The model is considered accurate when it operates on training and test data with the highest precision in exactly the same way. The cause of poor performance is either overfitting or underfitting the data in a machine learning model.
High variance while training indicates that the model is showing ‘underfitting’. Model is not biased towards training data hence, not able to fit the data points well and hence generating a high variance in training data.

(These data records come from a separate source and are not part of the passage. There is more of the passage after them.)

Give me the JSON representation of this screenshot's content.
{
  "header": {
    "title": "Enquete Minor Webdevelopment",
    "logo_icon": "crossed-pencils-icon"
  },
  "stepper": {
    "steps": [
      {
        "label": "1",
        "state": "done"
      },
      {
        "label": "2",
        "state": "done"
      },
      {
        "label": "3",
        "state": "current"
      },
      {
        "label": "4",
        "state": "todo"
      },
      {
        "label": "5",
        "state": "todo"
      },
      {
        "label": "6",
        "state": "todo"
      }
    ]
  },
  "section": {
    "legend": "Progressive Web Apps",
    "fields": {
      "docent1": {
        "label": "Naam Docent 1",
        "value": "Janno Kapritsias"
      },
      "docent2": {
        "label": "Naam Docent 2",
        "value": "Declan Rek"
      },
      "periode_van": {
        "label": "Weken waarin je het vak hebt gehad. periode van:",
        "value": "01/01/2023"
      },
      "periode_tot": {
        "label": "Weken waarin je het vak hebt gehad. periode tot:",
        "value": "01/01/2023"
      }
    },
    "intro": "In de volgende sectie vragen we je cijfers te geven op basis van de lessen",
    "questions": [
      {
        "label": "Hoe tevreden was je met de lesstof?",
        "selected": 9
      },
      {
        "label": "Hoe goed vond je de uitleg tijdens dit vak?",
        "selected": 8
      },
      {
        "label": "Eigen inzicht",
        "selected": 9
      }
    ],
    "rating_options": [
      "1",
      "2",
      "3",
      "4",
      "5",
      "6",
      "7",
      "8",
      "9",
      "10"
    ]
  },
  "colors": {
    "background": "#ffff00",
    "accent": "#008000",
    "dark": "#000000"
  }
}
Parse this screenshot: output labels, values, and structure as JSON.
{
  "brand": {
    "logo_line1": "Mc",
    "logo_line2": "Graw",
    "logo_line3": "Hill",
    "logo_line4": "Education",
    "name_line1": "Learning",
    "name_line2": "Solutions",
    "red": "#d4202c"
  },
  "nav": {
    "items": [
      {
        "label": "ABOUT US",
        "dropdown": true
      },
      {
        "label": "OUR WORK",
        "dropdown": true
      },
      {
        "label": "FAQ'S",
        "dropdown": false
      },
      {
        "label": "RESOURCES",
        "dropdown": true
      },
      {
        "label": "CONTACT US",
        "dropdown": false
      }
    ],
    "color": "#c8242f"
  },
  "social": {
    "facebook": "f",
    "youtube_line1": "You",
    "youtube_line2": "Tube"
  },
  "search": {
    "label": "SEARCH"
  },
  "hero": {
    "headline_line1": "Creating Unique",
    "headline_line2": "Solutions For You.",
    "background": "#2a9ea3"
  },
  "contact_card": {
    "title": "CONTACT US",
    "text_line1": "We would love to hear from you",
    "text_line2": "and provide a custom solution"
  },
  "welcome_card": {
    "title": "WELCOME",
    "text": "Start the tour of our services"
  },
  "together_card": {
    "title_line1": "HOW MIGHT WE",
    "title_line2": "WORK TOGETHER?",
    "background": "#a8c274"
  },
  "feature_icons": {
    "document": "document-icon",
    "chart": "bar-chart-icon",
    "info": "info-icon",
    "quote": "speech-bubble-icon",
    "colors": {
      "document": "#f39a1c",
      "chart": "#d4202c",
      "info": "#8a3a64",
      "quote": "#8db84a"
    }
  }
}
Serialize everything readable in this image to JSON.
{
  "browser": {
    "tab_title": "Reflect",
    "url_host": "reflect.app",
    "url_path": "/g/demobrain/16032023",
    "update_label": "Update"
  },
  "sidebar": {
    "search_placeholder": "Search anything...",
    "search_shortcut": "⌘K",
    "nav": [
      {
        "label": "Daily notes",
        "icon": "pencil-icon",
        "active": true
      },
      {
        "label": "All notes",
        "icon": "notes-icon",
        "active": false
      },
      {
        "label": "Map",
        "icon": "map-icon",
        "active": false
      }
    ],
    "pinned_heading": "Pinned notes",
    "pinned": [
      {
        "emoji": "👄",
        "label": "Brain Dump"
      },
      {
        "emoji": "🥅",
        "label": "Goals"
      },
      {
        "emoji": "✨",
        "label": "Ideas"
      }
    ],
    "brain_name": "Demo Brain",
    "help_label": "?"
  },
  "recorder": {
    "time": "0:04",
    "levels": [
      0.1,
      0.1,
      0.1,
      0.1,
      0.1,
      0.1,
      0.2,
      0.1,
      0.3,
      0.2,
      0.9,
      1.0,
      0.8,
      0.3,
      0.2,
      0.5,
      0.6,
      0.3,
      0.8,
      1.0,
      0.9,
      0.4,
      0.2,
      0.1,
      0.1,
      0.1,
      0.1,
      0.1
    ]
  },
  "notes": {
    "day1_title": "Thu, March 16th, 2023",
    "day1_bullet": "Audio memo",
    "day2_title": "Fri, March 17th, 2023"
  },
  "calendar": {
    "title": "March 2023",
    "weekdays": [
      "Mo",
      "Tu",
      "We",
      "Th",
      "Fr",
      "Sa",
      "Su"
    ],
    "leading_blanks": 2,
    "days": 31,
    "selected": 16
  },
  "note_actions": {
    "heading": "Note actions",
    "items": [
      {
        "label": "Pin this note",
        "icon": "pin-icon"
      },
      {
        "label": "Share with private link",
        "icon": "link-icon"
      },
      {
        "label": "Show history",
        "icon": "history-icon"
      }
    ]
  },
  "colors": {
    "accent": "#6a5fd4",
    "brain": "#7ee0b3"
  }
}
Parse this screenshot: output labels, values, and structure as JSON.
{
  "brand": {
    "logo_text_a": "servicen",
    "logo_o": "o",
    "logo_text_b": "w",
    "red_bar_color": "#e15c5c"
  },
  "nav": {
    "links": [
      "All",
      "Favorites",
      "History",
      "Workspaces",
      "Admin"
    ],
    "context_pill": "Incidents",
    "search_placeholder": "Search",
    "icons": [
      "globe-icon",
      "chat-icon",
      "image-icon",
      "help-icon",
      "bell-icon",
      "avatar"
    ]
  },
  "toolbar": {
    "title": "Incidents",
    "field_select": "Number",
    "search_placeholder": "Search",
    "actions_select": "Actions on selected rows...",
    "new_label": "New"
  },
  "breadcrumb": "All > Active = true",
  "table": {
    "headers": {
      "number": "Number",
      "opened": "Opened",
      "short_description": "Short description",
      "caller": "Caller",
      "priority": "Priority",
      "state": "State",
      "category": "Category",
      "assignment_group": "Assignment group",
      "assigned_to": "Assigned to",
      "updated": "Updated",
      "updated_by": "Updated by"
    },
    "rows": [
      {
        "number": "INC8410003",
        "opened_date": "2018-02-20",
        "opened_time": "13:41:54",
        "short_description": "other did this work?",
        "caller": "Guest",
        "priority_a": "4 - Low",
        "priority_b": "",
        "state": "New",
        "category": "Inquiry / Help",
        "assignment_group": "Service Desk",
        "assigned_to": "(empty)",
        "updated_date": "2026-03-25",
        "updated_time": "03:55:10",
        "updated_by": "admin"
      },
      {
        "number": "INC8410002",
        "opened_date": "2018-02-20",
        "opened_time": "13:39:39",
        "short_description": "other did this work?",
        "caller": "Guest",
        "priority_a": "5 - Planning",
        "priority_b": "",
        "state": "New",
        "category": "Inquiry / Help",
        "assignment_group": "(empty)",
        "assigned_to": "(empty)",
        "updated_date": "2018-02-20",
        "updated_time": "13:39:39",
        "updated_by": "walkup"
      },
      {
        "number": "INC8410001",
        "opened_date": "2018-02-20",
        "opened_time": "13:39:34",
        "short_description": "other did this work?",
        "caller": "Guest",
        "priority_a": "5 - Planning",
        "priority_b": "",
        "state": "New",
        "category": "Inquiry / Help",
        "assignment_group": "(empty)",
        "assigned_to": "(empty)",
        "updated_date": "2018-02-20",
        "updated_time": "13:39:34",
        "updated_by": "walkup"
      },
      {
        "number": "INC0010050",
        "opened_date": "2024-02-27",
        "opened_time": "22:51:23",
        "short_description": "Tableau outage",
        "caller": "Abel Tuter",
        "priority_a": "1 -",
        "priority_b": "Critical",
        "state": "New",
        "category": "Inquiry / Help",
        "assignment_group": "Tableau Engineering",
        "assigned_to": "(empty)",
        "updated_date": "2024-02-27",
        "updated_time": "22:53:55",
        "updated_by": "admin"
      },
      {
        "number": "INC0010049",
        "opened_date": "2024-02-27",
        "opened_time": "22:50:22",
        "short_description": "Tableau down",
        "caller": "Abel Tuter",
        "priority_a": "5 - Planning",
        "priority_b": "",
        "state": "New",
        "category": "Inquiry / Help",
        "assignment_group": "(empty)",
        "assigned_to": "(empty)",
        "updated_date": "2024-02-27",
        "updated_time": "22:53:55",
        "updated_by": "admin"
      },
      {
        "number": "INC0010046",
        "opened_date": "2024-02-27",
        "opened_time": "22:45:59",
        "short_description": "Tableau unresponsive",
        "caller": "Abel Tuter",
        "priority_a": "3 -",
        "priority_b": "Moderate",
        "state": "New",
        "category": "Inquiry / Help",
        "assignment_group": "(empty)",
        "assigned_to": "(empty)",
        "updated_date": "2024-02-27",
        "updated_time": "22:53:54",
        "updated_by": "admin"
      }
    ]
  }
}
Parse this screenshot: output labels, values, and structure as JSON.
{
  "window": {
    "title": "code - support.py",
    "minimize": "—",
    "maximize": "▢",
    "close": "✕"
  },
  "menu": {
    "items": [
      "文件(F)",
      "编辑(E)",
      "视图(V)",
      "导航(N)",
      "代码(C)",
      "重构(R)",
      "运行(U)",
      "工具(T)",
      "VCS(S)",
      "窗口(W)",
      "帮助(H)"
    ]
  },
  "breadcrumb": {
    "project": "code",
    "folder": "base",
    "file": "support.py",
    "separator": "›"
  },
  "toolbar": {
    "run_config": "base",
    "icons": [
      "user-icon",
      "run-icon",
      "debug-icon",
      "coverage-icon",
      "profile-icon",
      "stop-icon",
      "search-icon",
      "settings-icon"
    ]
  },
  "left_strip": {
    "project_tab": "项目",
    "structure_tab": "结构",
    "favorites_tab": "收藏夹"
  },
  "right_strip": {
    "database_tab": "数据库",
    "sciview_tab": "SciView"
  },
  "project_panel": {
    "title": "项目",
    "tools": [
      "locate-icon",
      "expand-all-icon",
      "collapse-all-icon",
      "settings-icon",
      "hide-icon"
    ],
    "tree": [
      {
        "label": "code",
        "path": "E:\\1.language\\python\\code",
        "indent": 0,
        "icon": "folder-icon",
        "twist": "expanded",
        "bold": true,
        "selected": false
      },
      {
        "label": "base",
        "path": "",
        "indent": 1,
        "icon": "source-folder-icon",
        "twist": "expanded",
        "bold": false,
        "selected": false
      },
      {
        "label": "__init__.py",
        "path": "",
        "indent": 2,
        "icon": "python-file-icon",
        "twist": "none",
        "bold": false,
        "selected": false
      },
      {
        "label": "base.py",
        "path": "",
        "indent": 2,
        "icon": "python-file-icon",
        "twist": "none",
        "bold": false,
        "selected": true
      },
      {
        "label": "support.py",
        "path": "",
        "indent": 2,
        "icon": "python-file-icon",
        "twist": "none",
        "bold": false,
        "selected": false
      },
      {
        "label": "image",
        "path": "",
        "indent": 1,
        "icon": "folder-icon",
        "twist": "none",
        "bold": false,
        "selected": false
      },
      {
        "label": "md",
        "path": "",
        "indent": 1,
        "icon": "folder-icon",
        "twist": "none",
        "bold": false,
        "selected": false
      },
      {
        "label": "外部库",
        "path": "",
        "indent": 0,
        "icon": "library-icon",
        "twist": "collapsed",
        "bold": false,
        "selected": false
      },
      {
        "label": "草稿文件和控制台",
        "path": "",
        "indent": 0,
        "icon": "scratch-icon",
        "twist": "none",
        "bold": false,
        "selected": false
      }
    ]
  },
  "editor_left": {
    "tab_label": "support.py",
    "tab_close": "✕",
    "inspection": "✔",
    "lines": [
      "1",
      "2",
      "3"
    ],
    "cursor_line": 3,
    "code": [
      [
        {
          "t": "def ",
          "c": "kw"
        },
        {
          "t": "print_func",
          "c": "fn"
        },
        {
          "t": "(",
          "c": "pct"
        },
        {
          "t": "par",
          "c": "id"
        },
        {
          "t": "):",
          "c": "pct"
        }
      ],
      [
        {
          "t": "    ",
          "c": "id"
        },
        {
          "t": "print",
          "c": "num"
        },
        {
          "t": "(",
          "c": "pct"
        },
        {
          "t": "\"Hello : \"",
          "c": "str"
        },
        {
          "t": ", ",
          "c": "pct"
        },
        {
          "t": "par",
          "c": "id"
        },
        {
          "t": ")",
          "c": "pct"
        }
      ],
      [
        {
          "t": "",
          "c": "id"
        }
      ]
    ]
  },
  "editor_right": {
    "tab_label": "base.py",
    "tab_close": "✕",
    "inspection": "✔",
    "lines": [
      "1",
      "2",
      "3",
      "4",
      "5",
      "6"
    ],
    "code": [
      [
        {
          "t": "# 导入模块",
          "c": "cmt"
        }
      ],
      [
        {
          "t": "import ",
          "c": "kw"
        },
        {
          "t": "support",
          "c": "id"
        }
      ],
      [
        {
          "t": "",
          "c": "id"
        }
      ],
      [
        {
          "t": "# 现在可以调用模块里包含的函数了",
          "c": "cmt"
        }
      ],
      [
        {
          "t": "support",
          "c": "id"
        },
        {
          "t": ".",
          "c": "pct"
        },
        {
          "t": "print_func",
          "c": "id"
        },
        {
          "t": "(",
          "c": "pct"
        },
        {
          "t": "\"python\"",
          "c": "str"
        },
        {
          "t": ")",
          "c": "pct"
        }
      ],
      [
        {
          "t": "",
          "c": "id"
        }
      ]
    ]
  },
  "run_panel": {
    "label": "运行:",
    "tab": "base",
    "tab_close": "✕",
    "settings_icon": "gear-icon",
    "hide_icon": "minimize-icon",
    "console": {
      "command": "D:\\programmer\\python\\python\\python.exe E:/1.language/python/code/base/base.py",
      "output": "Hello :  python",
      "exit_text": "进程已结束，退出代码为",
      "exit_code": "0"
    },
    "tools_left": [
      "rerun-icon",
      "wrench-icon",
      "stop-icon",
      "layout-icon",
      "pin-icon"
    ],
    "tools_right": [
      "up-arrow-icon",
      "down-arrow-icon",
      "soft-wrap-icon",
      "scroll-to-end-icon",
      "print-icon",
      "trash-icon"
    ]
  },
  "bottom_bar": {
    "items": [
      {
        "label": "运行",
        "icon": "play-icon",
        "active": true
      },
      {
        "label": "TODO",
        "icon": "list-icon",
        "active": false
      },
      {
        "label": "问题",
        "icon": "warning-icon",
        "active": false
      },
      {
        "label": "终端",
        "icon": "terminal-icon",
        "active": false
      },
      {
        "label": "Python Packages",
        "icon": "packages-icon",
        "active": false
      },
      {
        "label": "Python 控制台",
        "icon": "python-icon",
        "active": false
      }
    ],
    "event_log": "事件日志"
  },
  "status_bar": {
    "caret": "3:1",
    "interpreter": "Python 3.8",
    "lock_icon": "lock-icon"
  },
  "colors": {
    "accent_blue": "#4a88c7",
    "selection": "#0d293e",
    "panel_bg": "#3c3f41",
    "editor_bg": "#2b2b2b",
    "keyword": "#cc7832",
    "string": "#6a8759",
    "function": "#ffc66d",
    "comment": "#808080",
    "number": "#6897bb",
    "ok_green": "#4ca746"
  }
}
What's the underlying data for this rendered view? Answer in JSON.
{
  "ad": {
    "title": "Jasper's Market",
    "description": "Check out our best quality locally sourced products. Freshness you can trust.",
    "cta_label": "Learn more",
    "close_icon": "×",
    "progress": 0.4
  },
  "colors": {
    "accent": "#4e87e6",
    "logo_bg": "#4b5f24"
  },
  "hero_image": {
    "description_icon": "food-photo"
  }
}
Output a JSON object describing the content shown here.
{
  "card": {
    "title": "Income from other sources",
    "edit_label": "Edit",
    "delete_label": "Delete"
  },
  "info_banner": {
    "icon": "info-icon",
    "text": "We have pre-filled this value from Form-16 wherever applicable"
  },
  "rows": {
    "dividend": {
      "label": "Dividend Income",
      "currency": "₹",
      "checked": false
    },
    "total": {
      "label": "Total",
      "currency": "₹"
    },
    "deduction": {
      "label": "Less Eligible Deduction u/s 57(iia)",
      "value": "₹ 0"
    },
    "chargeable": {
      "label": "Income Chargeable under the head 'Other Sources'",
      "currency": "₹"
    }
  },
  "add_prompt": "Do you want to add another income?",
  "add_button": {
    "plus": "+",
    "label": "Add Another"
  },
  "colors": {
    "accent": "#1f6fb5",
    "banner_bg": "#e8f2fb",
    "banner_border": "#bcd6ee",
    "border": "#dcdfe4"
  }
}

[Q] How to deal with this issue? _________________________________________________________________ [1] What if? — Increase the number(rows) of training samples
NO, If there is a problem with the model, an increase in training data may not help. It may again increase the training error. _________________________________________________________________
[2] What if? — Add more features(columns) to training data
YES, Adding more features may help if your model is giving more importance to irrelevant features which it is already using while training. The data features that are already present are not that informative so either replace them or add more relevant features
_________________________________________________________________ [3] What if? — Recleaning data
YES, Having clean data will ultimately increase overall productivity and allow for the highest quality information in decision-making. Removal of errors always helps in some case like when multiple sources are contributing to single dataset. _________________________________________________________________
[4] What if? — Increase the power of the algorithm
YES, We can increase the power of the algorithm or model by kernelization or we can replace a model with another powerful model that fits training data really well. _________________________________________________________________ [5] What if? — Analysis of outliers
YES, Outliers are the data points are either too high or too low in value, such that they do not belong to the general distribution of the rest of the dataset so it is always better to do outlier detection unless your model is robust to handle outliers. _________________________________________________________________ [6] What if? — Apply Boosting
YES, Boosting will increase model complexity and hence will help in the decrease in bias. _________________________________________________________________ [7] What if? — Apply Bagging
NO, Bagging decreases variance if we observe any high variance during testing, so this may not help. _________________________________________________________________ [8] What if? — Apply log Transformation before model training
May be YES, If our data is highly skewed and we apply ‘log transformation’ to make it normally distributed, it may decrease variance while training but it may not be helpful. Because sometimes results of standard statistical tests after performing ‘log transformation’ on data are NOT RELEVANT if you compared it with non-transformed data. Most researchers do not deal with the skewed data, but they apply new methods that are independent of distributions like GEE ( Generalized Estimating Equations) or Malhanobis distance while calculating distance in non-normalized or non-standardized data. _________________________________________________________________ [9] What if? — Apply SMOTE to generate more data samples
May be YES, As we discussed, adding more data may not be helpful, but SMOTE may be helpful if we recover from outliers by adding more synthetic data points which makes data outlier free. _________________________________________________________________ [10] What if? — Reduction in regularization parameter
YES, If we introduce more regularization, it will increase more bias which may cause under-fitting, but the reduction in regularization parameter may help in the decrease in bias hence will reduce under-fitting. _________________________________________________________________ [11] What if? — Introduce Dropouts in Neural Network
NO, In case of under-fitting, skipping some neurons with probability P will not help as it will decrease model complexity and will introduce more bias in training. _________________________________________________________________ [12] What if? — Increase folds in cross-validation
NO, If your model is under-fitting and you applied more folds in cross-validation then it may not be helpful as it will just increase data points while training a model but will fail to increase the number of features or power of the model. _________________________________________________________________ [13] What if? — We train the model for Longer Time
May be YES, Since underfitting means less model complexity, training longer can help in learning more complex patterns. This is especially true in terms of Deep Learning. _________________________________________________________________